Adımı söyleme şekli ve kullandığı kelimeler o kadar soğuk ve mesafeliydi ki, tüylerim ürperdi. "Sizi hayal kırıklığına uğratmayacağım, Bay Hernandez," diye temin ettim.

"Umarım öyle olur." Elini umursamazca salladı. "Şimdi gidebilirsin."

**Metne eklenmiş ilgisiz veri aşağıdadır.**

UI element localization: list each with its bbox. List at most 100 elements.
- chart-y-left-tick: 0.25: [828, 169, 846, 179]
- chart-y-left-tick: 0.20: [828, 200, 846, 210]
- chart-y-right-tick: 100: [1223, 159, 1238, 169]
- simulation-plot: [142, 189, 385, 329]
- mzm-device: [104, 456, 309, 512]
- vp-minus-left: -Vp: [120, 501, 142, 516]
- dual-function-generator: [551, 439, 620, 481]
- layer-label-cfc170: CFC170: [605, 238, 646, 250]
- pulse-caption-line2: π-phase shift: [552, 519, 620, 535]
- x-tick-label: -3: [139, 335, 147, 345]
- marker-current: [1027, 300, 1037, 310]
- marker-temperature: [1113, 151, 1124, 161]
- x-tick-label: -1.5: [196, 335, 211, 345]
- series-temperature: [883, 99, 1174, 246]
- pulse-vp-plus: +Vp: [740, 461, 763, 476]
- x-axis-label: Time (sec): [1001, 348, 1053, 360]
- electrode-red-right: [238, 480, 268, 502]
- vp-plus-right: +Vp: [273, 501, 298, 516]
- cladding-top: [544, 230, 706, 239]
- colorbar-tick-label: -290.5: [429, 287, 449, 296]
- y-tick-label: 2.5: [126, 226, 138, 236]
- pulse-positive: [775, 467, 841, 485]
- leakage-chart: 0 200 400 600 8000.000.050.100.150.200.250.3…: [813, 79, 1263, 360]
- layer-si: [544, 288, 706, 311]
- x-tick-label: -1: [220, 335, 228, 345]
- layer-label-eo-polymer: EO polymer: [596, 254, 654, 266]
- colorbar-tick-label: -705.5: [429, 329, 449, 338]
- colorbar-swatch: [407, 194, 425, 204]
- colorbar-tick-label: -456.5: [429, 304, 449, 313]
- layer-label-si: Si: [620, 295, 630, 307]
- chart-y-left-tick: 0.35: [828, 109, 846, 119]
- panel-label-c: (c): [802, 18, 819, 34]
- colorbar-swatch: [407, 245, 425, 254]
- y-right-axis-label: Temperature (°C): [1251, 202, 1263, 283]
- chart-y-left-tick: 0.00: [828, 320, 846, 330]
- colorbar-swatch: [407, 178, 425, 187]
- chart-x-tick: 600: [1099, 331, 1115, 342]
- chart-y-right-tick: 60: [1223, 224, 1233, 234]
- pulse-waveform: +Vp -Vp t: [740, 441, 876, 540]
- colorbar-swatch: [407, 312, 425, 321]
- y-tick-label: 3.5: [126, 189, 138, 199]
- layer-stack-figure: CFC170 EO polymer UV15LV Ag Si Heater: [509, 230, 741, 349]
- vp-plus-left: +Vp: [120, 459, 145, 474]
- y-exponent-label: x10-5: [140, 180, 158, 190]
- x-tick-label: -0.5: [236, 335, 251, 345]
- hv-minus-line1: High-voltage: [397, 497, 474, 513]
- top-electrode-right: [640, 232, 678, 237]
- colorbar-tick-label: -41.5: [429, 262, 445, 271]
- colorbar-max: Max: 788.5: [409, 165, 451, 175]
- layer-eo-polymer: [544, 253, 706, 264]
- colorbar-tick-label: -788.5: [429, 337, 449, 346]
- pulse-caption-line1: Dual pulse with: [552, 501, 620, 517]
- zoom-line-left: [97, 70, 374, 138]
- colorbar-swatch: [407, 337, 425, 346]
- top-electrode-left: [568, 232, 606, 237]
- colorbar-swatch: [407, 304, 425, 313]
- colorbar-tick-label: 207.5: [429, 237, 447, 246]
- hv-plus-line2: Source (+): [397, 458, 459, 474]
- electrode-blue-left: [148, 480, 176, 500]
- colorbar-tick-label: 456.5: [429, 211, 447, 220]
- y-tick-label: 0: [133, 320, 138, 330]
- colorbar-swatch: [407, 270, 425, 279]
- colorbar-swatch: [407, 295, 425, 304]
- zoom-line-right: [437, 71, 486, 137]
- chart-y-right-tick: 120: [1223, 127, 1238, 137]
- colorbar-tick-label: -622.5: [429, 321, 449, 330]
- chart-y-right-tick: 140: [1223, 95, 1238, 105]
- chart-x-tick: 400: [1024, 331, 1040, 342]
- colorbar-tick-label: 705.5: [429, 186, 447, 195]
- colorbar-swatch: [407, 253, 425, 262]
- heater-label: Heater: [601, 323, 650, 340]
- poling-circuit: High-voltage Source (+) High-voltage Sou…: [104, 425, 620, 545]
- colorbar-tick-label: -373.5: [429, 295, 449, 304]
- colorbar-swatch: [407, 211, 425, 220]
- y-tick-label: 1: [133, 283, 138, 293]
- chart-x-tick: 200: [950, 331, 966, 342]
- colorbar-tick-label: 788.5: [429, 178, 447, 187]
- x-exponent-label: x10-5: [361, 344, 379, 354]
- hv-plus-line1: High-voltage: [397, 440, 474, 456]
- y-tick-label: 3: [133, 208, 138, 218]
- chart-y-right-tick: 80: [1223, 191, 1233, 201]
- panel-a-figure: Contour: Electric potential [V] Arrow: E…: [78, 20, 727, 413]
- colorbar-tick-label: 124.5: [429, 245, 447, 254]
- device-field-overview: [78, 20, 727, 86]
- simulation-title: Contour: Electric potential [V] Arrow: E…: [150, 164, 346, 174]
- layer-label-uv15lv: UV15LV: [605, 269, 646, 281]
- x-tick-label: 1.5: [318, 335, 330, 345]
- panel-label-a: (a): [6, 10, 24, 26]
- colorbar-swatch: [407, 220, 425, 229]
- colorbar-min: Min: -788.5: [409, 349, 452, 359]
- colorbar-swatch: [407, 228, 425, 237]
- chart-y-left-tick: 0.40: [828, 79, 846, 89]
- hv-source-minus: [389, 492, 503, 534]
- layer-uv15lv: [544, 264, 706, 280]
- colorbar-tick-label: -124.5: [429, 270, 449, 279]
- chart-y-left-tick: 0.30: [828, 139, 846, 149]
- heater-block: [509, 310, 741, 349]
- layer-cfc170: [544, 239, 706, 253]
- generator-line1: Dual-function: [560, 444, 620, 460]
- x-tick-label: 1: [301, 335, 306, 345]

Tam kapı kolunu çevirecekken, sesi bir kez daha beni durdurdu. "Ve Sophie?" ifademe dikkat ederek ona baktım. "Arkadaş olduğumuzu veya olabileceğimizi düşünme hatasına düşme. Burada iş yapmak için varsın. Sadece bu kadar."

Boğazımda bir düğüm hissettim. "Anlaşıldı, Bay Hernandez," dedim ve hızlıca ofisinden çıktım, zihnim karmakarışık halde.